Faced with old-style dictatorship, your only real choice is old-style resistance

What we need now from Capriles is coherence between discourse and action. Because, at the moment, he’s caught in the same incoherent stance Miguel Henrique Otero’s sophomoric Comando...

What we need now from Capriles is coherence between discourse and action.

Because, at the moment, he’s caught in the same incoherent stance Miguel Henrique Otero’s sophomoric Comando Nacional de la Resistencia was caught in back in 2006: spending all morning denouncing the regime as illegitimate, then all afternoon honouring the same. regime’s institutions by filing suits and complaints with them.

This schizophrenic stance by reference to the need to “show the world” the regime’s unfairness. But it doesn’t strike me as a serious posture, because this imagined audience – an honest outside observers still working to make up their minds whether the regime’s institutions are minimally fair or not on the basis of the evidence -seems entirely phantasmagoric to me at this point.

There isn’t anyone like that left, at home or abroad.

“Tutti sanno tutto su Berlusconi” is how Nanni Moretti used to put it. In Venezuela too, everybody already knows everything about the regime.

The truth is that we’ve seen more than our fair share of prematured (and therefore cheapened and unserious) discourses of resistance over the last few years, but virtually none of the real thing.

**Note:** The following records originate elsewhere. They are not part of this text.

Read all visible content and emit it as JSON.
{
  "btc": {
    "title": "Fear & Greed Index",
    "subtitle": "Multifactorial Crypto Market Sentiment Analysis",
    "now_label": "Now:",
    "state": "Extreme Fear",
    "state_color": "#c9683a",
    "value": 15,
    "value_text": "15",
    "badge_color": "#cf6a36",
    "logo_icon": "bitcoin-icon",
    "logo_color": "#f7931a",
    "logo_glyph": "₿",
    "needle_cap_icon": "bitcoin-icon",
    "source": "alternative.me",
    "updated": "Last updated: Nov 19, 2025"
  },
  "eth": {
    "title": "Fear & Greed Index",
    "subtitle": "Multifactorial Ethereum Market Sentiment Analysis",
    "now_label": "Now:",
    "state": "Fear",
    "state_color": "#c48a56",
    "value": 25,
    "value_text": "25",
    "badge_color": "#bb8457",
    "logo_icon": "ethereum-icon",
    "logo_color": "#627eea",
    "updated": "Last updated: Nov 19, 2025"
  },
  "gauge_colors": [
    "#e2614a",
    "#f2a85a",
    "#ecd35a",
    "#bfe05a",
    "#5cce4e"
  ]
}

The rhetoric of non-recognition will always ring false when it comes hand-in-hand with continued de facto recognition in the form of appealing to the same authorities you claim not to recognize, filing suits with the same tribunals you call illegitimate, and trying to prove a point by acting as if you believed things you – and everyone else – know are not true (e.g., that the TSJ can rule impartially).

I’m painfully aware that the Venezuelan opposition is, by its mode of life, of thought, by its supporters’ education and by our ideology, painfully ill-suited to the task at hand. I think we made the right choice by avoiding this path for as long as it was possible – arguably longer.

But it’s really not up to us.

That fast fading speck in our collective rear-view mirror? That’s the Rubicon.